Table of calculation results for turnover ratios:

Period Year I Qu Jan Feb Mar II Qu Apr May June III Qu July Aug Sep IV Qu Oct Nov Dec
Material costs 240 50 20 10 20 65 30 20 15 75 25 20 30 50 20 10 20
Inventories (Balance) 5 - 5 4 6 - 4 5 4 - 8 2 5 - 7 6 3
Coefficient, time 48 10 4 2 4 13 6 4 3 15 5 4 6 10 4 2 4
Coefficient, days 7,5 9,0 7,5 15,0 7,5 6,9 5,0 7,5 10,0 6,0 6,0 7,5 5,0 9,0 7,5 15,0 7,5

Example of calculating the year's reserves using the formula of the average chronological moment series:

    Average reserves for the period (year) = (5/2 + (4+6+4+5+4+8+2+5+7+6) + 3/2) / n-1 = 5

    5/2 + 3/2 – half of the first and last period,
    (4+6+4+5+4+8+2+5+7+6) – the sum of the interim periods,
    n-1 = 11 – the number of settlement periods.

The factor (times) is calculated - as the ratio of material costs to the estimated average annual reserve index (in this case = 5).

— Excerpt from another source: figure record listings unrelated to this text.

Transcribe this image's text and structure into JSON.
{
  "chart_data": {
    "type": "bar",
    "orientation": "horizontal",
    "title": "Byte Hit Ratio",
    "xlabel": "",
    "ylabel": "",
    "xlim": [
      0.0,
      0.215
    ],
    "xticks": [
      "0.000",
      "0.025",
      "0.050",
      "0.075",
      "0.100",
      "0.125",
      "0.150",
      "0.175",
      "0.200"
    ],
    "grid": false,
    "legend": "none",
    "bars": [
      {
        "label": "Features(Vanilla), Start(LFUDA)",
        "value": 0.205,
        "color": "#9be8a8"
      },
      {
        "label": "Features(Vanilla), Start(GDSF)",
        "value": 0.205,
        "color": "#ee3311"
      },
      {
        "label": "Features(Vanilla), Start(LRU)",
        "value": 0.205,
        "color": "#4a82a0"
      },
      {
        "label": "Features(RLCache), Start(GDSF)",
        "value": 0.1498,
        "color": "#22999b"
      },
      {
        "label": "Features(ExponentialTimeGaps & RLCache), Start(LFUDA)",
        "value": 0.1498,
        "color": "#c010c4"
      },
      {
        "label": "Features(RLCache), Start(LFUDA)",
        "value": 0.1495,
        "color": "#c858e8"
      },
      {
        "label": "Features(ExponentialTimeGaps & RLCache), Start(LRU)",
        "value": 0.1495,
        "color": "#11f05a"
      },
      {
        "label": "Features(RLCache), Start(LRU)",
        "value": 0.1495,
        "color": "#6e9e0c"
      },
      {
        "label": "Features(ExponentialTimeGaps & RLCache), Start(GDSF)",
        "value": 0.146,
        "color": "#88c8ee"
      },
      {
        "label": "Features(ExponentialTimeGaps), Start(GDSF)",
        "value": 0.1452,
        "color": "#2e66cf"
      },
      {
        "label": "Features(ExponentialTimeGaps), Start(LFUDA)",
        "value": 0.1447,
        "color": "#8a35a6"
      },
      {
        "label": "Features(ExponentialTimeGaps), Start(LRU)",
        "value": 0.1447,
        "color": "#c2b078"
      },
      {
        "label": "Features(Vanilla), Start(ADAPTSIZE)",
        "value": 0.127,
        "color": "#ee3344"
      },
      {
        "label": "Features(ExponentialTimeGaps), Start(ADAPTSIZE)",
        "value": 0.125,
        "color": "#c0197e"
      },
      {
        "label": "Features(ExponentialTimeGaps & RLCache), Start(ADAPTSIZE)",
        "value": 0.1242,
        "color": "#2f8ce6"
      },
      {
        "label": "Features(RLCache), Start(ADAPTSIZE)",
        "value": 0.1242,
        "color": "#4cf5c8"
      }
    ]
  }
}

The coefficient (days) is calculated - depending on the period:
  1. 360 / Turnover ratio (times) - for the year
  2. 90 / Turnover ratio (times) - for the quarter
  3. 30 / Turnover ratio (times) - for the month.

Coefficients calculated in days are more preferable for analysis, since they are "correctly comparable" (correlated) for any period, they seem to be in the same plane of measurements - in days.

In the analysis, it is advisable to evaluate any financial indicator not in terms of its compliance with certain standards, but rather in the context of the actual state of affairs in the company. In this case, of course, it is useful to compare the indicators of the organization in question with those of its competitors and in the industry as a whole.

In addition, it is important to understand what is behind each indicator. For example, for a large aviation enterprise with a long production cycle, inventory turnover in 180 days can be absolutely acceptable, and for a trading network such a value may indicate serious problems with the sale of the goods.